В комнату вошел Венкатаппая.
— На дворе луна, и цветы так пахнут…
Раджьям внимательно посмотрела на мужа.
— Может, ты завел себе кого-нибудь, пока я болела? Ты как-то странно себя ведешь… А что это у тебя?
Раджьям заметила под мышкой у Венкатаппая бумажный сверток.
— Сейчас покажу. — Венкатаппая развернул бумагу.
Там оказалось сари с широкой золотой каймой и шелковый материал на кофточку.
— Решил истратить оставшиеся деньги на что-нибудь стоящее, пока они по мелочам не разошлись.
Но Раджьям не дотронулась до подарка.
— Где ты взял деньги?
— Обещай, что не рассердишься.
— Что, ты натворил что-нибудь?
— Когда тебе стало совсем плохо, я впал в отчаяние. Пришел мой приятель, посмотрел и посоветовал мне… Я и дал ему…
— Что дал?
— Ты еще не поняла… Этот человек сам пошел и продал ее за двести семьдесят рупий. Мне и во сне не снилось, что за нее дадут такие деньги. Я думал, она старая… А говорят, чем старее, тем ценнее…
Раджьям наконец поняла. Она обвела глазами комнату.
— Не ищи.
— Нет ее? — печально вздохнула она.
— Прости меня, я поступил неправильно, — подавленно произнес Венкатаппая.

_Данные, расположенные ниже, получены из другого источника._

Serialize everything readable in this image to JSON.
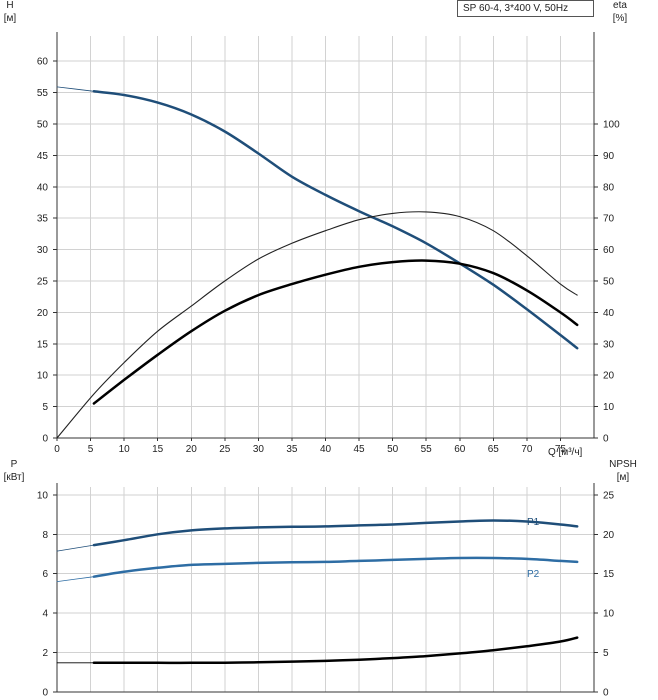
{
  "chart_data": [
    {
      "type": "line",
      "title": "SP 60-4, 3*400 V, 50Hz",
      "xlabel": "Q [м³/ч]",
      "ylabel_left": "H\n[м]",
      "ylabel_right": "eta\n[%]",
      "xlim": [
        0,
        80
      ],
      "ylim_left": [
        0,
        64
      ],
      "ylim_right": [
        0,
        128
      ],
      "x_ticks": [
        0,
        5,
        10,
        15,
        20,
        25,
        30,
        35,
        40,
        45,
        50,
        55,
        60,
        65,
        70,
        75
      ],
      "y_ticks_left": [
        0,
        5,
        10,
        15,
        20,
        25,
        30,
        35,
        40,
        45,
        50,
        55,
        60
      ],
      "y_ticks_right": [
        0,
        10,
        20,
        30,
        40,
        50,
        60,
        70,
        80,
        90,
        100
      ],
      "series": [
        {
          "name": "H",
          "axis": "left",
          "color": "#1f4e79",
          "x": [
            5.5,
            10,
            15,
            20,
            25,
            30,
            35,
            40,
            45,
            50,
            55,
            60,
            65,
            70,
            75,
            77.5
          ],
          "y": [
            55.2,
            54.6,
            53.4,
            51.5,
            48.8,
            45.3,
            41.6,
            38.7,
            36.1,
            33.7,
            31.0,
            27.8,
            24.4,
            20.5,
            16.4,
            14.3
          ]
        },
        {
          "name": "H extrapolated",
          "axis": "left",
          "color": "#1f4e79",
          "x": [
            0,
            5.5
          ],
          "y": [
            55.9,
            55.2
          ]
        },
        {
          "name": "eta thin",
          "axis": "right",
          "color": "#222222",
          "x": [
            0,
            5.5,
            10,
            15,
            20,
            25,
            30,
            35,
            40,
            45,
            50,
            55,
            60,
            65,
            70,
            75,
            77.5
          ],
          "y": [
            0,
            14,
            24,
            34,
            42,
            50,
            57,
            62,
            66,
            69.5,
            71.5,
            72,
            70.5,
            66,
            58,
            49,
            45.5
          ]
        },
        {
          "name": "eta",
          "axis": "right",
          "color": "#000000",
          "x": [
            5.5,
            10,
            15,
            20,
            25,
            30,
            35,
            40,
            45,
            50,
            55,
            60,
            65,
            70,
            75,
            77.5
          ],
          "y": [
            11,
            18.5,
            26.5,
            34,
            40.5,
            45.5,
            49,
            52,
            54.5,
            56,
            56.5,
            55.5,
            52.5,
            47,
            40,
            36
          ]
        }
      ]
    },
    {
      "type": "line",
      "xlabel": "Q [м³/ч]",
      "ylabel_left": "P\n[кВт]",
      "ylabel_right": "NPSH\n[м]",
      "xlim": [
        0,
        80
      ],
      "ylim_left": [
        0,
        10.4
      ],
      "ylim_right": [
        0,
        26
      ],
      "y_ticks_left": [
        0,
        2,
        4,
        6,
        8,
        10
      ],
      "y_ticks_right": [
        0,
        5,
        10,
        15,
        20,
        25
      ],
      "series": [
        {
          "name": "P1",
          "axis": "left",
          "color": "#1f4e79",
          "x": [
            5.5,
            10,
            15,
            20,
            25,
            30,
            35,
            40,
            45,
            50,
            55,
            60,
            65,
            70,
            75,
            77.5
          ],
          "y": [
            7.45,
            7.7,
            8.0,
            8.2,
            8.3,
            8.35,
            8.38,
            8.4,
            8.45,
            8.5,
            8.58,
            8.65,
            8.7,
            8.65,
            8.5,
            8.4
          ]
        },
        {
          "name": "P1 extrapolated",
          "axis": "left",
          "color": "#1f4e79",
          "x": [
            0,
            5.5
          ],
          "y": [
            7.15,
            7.45
          ]
        },
        {
          "name": "P2",
          "axis": "left",
          "color": "#2e6da4",
          "x": [
            5.5,
            10,
            15,
            20,
            25,
            30,
            35,
            40,
            45,
            50,
            55,
            60,
            65,
            70,
            75,
            77.5
          ],
          "y": [
            5.85,
            6.1,
            6.3,
            6.45,
            6.5,
            6.55,
            6.58,
            6.6,
            6.65,
            6.7,
            6.75,
            6.8,
            6.8,
            6.75,
            6.65,
            6.6
          ]
        },
        {
          "name": "P2 extrapolated",
          "axis": "left",
          "color": "#2e6da4",
          "x": [
            0,
            5.5
          ],
          "y": [
            5.6,
            5.85
          ]
        },
        {
          "name": "NPSH",
          "axis": "right",
          "color": "#000000",
          "x": [
            5.5,
            10,
            15,
            20,
            25,
            30,
            35,
            40,
            45,
            50,
            55,
            60,
            65,
            70,
            75,
            77.5
          ],
          "y": [
            3.7,
            3.7,
            3.7,
            3.7,
            3.72,
            3.77,
            3.85,
            3.95,
            4.1,
            4.3,
            4.55,
            4.9,
            5.3,
            5.8,
            6.4,
            6.9
          ]
        },
        {
          "name": "NPSH extrapolated",
          "axis": "right",
          "color": "#000000",
          "x": [
            0,
            5.5
          ],
          "y": [
            3.7,
            3.7
          ]
        }
      ],
      "labels": {
        "p1": "P1",
        "p2": "P2"
      }
    }
  ]
}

Раджьям постаралась скрыть свое огорчение.
— Ты поступил верно. Любой на твоем месте сделал бы то же. Ведь ты не на себя деньги истратил!
— У нас только сыновья, вот я и решил…
— Не переживай. Я уж больше никогда играть не буду. Богиня музыки была благосклонна ко мне. Она ушла, но до последней минуты охраняла меня. Скрипка спасла мне жизнь и еще сделала прощальный подарок — это сари.
Глаза Раджьям наполнились слезами.
Венкатаппая развернул сари и накинул край ей на плечо:
— Сносу не будет!
— Да, память надолго останется, — задумчиво проговорила Раджьям.